Kulturstaatsminister Weimer übergibt Verlagsanteile an Treuhänder

Der Kulturstaatsminister zieht die Reißleine - immer wieder wurde er für seine Geschäftsanteile an der Weimer Media Group kritisiert. Nun zieht er sich zurück - seine Frau und sein Sohn bleiben aber im Geschäft.

Medien- und Kulturstaatsminister Wolfram Weimer hat angekündigt, seine Anteile an der Verlagsgruppe Weimer Media Group (WMG) seiner Familie an einen Treuhänder zu übertragen. In einem am Donnerstag verbreiteten Statement sagte der parteilose Politiker: "Ich vollziehe diese Trennung allein, um jeglichen Anschein eines Interessenkonflikts zu vermeiden, der indes tatsächlich nie bestanden hat."

In mehreren Medienberichten war Weimer wegen seiner weiter bestehenden Teilhaberschaft an der WMG kritisiert worden. Das am Tegernsee in Bayern ansässige Unternehmen gibt mehrere Fachmagazine im Bereich Wirtschaft heraus und veranstaltet unter anderem jährlich den Ludwig-Ehrhard-Gipfel, der bislang von der Bayerischen Staatsregierung finanziell unterstützt wurde.

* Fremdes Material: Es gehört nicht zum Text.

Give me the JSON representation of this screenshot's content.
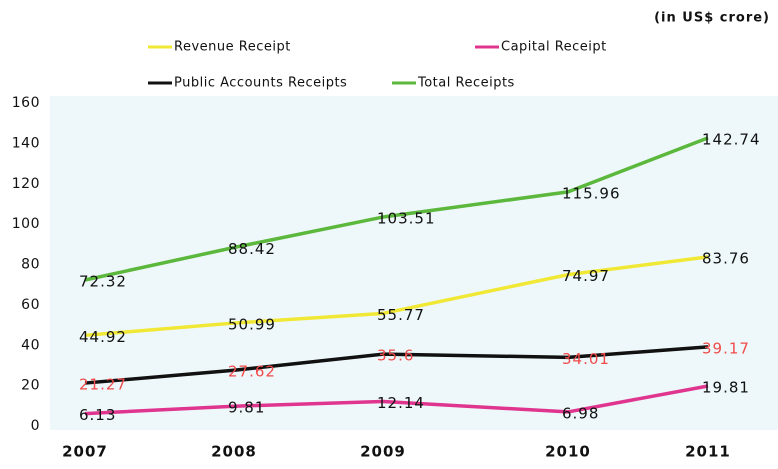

In Sponsoring-Unterlagen des Ludwig-Ehrhard-Gipfels, der auch als "Tegernsee-Summit" beworben wird, sollen nach Angaben des Online-Magazins "Apollo News" Sponsoring-Pakete mit exklusiven Zugangsmöglichkeiten zu Spitzenpolitikern angeboten werden. Das bayerische Wirtschaftsministerium hatte sich nach eigenen Angaben über die Agentur Bayern Innovativ bei der diesjährigen Veranstaltung im Mai im Umfang von 165.000 Euro engagiert. Dies sei "im Rahmen des satzungsgemäßen Zwecks der Gesellschaft" erfolgt. 2024 betrug die Summe 140.000 Euro, in den zwei Jahren davor waren es jeweils 75.000 Euro. Verkaufsdirektor der WMG ist Weimers Sohn Wim Weimer.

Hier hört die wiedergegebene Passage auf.